Sinopse
Fahrenheit 451 (160 pp.) é uma das maiores obras-primas de ficção científica de todos os tempos (ou seria, se se tratasse, de fato, de ficção científica).
E ganha agora uma versão em quadrinhos de altíssimo nível gráfico por Tim Hamilton – autorizada e avalisada por Ray Bradbury na introdução – para o selo Globo Graphics.
Além da qualidade gráfica, o texto, com a impactante narração do personagem principal (aqui em tradução de Ricardo Lísias), é diretamente calcado na novela original.
Comparem-se as frases de abertura: “Queimar era um prazer. Era um prazer especial ver as coisas serem devoradas, ver as coisas serem enegrecidas e alteradas”; “Era um prazer atear fogo.
Era um prazer especial ver as coisas sendo consumidas, ver as coisas escurecendo e mudando de forma...”.
Fahrenheit 451 é, na verdade, uma obra de ficção política, uma distopia, ou antiutopia, na linha e na linhagem do 1984 de Orwell e do Admirável mundo novo de Huxley (com os quais forma a grande tríade das distopias literárias do século XX). 451 graus Farenheit, ou 233 graus Celsius, é a temperatura de combustão do papel comum. Logo, dos livros.
E os livros são os instrumentos que “incendeiam” as ideias.
A sociedade de Fahrenheit 451, porém, é uma sociedade que preza acima de tudo a paz.
O caminho da paz, para ela, passa por dois elementos fundamentais: um, material, o outro, espiritual.
Materialmente, trata-se de suprir as necessidades básicas dos cidadãos. Nessa sociedade afluente e racional, todos vivem em casas confortáveis, vestem-se e se alimentam satisfatoriamente, têm empregos e contam, para se entreter, com úbiquas telas de TV, por onde participam interminavelmente de programas interativos (o livro foi escrito nos anos 1940, o que o torna terrivelmente premonitório).
Mas a satisfação material não garante a paz social se houver insatisfação espiritual.
Isto é, se existirem a imaginação, a fantasia, os questionamentos, as alternativas.
Tudo aquilo de que os livros são depositários.
A história, a literatura, a filosofia, a poesia, a religião, a política, as biografias, tornam-se uma ameaça à uniformidade passiva e satisfeita.
Os livros são, portanto, proibidos.
Porém proibir os livros não elimina os já publicados.
Para isso existem os bombeiros, agentes especializados em localizar livros escondidos e em queimá-los in loco (não há necessidade de agentes para combater incêndios, pois as casas, ao contrário das mentes, são agora a prova de fogo).
Felizmente, como demonstra o surpreendente final, bombeiros com lança-chamas não podem queimar a memória...

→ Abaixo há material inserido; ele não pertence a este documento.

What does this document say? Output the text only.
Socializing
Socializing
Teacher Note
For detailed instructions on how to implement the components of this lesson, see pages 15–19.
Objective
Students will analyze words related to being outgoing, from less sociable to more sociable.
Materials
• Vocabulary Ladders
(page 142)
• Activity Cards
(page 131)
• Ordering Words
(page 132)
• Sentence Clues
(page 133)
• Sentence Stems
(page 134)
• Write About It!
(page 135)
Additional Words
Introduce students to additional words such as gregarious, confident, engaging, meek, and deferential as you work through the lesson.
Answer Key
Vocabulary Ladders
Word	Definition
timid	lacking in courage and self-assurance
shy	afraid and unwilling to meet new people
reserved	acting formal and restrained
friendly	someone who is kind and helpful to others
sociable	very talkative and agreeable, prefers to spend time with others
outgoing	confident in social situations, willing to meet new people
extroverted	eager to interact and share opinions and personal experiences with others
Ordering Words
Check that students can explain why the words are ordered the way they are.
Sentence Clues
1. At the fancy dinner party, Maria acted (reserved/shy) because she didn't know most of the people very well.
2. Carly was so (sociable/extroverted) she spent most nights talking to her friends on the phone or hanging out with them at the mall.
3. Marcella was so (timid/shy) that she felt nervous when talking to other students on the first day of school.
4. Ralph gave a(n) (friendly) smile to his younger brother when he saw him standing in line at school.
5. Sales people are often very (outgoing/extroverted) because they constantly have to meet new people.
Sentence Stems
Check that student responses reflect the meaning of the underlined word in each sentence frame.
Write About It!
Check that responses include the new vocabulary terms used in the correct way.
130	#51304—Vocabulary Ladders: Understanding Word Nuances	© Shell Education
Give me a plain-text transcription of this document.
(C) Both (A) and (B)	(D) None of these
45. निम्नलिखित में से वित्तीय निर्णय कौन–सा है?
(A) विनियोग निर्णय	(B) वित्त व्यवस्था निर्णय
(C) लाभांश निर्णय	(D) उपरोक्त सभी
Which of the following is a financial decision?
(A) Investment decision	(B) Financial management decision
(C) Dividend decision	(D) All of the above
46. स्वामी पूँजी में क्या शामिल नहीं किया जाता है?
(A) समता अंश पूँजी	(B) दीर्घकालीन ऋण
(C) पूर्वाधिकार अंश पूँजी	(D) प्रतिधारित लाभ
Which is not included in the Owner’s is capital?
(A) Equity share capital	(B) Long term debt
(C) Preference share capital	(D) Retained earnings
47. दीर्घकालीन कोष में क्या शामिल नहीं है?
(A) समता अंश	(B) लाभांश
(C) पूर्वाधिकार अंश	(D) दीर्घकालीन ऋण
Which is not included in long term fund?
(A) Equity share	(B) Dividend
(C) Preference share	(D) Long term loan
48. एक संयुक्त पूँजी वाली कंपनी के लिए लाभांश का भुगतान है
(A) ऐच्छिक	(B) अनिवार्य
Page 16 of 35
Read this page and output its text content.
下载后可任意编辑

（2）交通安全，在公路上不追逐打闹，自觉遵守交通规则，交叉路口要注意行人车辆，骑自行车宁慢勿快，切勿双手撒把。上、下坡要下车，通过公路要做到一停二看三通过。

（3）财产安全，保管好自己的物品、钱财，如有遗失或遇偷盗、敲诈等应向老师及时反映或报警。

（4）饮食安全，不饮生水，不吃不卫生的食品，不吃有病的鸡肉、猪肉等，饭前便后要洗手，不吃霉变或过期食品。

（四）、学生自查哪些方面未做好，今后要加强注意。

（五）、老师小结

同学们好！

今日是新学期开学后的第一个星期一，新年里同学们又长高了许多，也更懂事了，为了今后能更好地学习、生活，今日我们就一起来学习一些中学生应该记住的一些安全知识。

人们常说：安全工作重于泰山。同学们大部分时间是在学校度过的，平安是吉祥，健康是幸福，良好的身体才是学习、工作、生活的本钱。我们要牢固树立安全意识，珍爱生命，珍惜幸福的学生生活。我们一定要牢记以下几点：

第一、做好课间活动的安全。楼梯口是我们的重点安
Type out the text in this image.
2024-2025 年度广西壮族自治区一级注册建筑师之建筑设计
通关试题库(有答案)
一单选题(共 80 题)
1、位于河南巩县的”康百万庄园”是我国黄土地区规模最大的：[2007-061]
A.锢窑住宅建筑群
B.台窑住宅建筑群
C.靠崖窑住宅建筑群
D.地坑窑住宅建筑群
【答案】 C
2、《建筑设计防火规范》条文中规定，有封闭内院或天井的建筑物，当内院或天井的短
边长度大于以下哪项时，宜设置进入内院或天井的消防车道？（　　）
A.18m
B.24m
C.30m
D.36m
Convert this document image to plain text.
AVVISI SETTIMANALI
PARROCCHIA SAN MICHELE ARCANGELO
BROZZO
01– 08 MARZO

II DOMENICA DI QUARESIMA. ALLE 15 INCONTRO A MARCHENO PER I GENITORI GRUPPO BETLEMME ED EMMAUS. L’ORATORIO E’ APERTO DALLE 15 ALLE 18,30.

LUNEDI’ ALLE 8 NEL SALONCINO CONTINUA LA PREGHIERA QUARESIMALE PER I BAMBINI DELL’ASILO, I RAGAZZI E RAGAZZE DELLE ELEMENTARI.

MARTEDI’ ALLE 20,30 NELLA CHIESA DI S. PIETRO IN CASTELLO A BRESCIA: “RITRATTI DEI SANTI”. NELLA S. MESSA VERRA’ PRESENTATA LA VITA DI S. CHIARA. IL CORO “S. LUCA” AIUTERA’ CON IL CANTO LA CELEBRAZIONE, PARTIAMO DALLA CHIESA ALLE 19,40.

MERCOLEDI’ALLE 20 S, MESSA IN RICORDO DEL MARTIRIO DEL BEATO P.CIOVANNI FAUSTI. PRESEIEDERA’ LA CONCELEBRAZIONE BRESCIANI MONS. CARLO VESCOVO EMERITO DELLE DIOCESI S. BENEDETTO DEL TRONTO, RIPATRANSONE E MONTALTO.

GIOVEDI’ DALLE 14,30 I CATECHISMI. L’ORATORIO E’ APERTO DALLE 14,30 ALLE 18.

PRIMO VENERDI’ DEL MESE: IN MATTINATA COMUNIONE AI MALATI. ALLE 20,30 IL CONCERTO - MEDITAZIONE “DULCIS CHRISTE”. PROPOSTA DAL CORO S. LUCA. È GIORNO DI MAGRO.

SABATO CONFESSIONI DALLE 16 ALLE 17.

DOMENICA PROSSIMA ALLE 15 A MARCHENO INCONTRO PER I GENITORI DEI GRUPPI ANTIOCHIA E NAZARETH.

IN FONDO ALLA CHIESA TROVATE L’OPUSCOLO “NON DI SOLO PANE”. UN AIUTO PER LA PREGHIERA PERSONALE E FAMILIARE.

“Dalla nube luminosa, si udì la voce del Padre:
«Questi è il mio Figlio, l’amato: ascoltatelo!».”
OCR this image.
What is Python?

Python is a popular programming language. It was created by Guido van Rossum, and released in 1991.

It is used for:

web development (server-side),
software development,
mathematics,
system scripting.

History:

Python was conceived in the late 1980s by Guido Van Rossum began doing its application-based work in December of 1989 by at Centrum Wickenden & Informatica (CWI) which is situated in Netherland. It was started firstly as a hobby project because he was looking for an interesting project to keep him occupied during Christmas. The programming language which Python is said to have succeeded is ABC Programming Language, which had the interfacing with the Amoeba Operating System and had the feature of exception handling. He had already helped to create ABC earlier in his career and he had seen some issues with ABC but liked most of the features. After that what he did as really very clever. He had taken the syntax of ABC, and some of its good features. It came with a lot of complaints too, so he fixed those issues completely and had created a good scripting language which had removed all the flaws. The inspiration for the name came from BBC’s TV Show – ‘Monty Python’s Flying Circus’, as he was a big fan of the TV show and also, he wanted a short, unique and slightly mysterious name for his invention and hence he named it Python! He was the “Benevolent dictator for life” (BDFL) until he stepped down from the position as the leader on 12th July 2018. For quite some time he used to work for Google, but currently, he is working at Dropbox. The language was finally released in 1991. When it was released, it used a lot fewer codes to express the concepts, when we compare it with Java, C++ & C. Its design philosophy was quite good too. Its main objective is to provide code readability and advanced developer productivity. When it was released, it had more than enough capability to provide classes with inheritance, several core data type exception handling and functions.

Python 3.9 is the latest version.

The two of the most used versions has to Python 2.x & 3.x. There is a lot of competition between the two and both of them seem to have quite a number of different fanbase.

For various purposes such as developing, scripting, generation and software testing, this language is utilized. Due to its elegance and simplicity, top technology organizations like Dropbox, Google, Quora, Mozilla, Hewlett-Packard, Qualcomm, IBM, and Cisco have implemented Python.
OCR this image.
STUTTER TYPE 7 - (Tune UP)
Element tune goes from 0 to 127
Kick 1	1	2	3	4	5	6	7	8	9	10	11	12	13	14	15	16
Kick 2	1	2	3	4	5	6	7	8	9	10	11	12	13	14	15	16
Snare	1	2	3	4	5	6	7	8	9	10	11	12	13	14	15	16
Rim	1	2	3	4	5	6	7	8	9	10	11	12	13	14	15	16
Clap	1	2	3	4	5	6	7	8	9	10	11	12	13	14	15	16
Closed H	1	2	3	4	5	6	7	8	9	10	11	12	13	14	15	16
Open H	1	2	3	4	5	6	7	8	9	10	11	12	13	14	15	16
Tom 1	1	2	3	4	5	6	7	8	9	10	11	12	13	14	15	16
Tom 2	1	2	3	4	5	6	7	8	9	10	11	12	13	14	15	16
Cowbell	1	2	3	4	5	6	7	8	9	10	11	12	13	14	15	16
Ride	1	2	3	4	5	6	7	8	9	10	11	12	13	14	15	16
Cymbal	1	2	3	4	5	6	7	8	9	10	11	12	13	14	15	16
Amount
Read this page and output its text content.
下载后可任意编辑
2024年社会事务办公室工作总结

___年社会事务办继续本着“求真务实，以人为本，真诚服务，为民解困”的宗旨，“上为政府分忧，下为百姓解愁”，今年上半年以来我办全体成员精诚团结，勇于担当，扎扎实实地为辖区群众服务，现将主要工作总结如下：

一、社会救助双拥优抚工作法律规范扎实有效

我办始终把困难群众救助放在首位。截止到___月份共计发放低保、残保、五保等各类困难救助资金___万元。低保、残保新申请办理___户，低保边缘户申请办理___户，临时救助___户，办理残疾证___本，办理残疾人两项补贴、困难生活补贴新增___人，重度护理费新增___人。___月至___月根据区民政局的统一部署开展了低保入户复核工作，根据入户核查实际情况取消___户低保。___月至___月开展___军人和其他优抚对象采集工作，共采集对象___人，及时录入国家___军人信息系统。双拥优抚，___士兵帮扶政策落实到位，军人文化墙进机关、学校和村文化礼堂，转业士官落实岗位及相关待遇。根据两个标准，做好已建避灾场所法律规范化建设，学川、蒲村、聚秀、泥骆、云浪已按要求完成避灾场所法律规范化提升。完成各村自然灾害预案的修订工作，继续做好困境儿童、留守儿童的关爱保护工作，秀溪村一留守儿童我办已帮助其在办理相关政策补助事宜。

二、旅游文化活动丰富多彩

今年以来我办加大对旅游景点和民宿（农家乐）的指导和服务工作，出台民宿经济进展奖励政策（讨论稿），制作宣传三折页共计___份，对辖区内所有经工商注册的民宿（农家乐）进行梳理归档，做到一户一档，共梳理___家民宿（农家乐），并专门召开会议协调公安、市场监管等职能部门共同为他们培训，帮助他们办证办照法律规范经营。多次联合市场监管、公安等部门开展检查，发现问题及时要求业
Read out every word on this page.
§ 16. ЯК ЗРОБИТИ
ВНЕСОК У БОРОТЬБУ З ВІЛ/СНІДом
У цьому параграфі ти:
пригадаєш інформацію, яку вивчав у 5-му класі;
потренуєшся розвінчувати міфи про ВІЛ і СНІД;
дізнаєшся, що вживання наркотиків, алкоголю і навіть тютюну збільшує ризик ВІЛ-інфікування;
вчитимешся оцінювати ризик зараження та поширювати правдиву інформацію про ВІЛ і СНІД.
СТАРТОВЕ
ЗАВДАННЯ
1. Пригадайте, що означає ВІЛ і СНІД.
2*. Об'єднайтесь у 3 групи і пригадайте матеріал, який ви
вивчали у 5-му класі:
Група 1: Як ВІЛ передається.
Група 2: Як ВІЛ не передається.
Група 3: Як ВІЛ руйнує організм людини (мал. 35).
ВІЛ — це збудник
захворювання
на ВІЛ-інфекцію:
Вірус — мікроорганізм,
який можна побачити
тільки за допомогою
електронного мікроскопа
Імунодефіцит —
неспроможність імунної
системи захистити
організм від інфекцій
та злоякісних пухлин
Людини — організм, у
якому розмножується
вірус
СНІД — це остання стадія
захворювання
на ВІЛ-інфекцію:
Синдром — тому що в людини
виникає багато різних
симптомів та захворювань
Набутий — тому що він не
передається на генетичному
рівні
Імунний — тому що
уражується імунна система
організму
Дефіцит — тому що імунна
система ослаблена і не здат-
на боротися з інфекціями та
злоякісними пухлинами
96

Também uma história de amor (o amor pelos livros e o amor do bombeiro Montag pela bela, delicada e delicadamente insatisfeita Clarisse), Farenheit 451 foi filmado de modo magistral por François Truffaut em 1966.
Há duas grandes diferenças de tratamento visual entre o filme e esta graphic novel.
O futuro de Truffaut é clean, o anti-Blade Runner.
Nem multidões multiétnicas compactas, nem megalópoles misturando tempos e estéticas, mas um vasto subúrbio gramado, com casas silenciosas espalhadas por ruas vazias.
Já a versão de Tim Hamilton é equidistante entre a limpeza racionalista de Truffaut e a pletora visual de Blade Runner: sua cidade se parece, simplesmente, com as nossas.
Além disso, o foco visual de Truffaut eram as ações e os movimentos dos bombeiros e os vastos vazios da pseudocidade espalhada pelo campo: o futuro de Truffaut é melancolicamente vazio de pessoas.
A versão de Hamilton, por outro lado, com sua montagem extremamente dinâmica, é cheia de cenas em foco fechado, dando destaque, alternadamente, às queimas dos livros e à paisagem sutil das faces humanas.
Poucas vezes um grande livro se prestou tão perfeitamente à grande uma versão gráfica.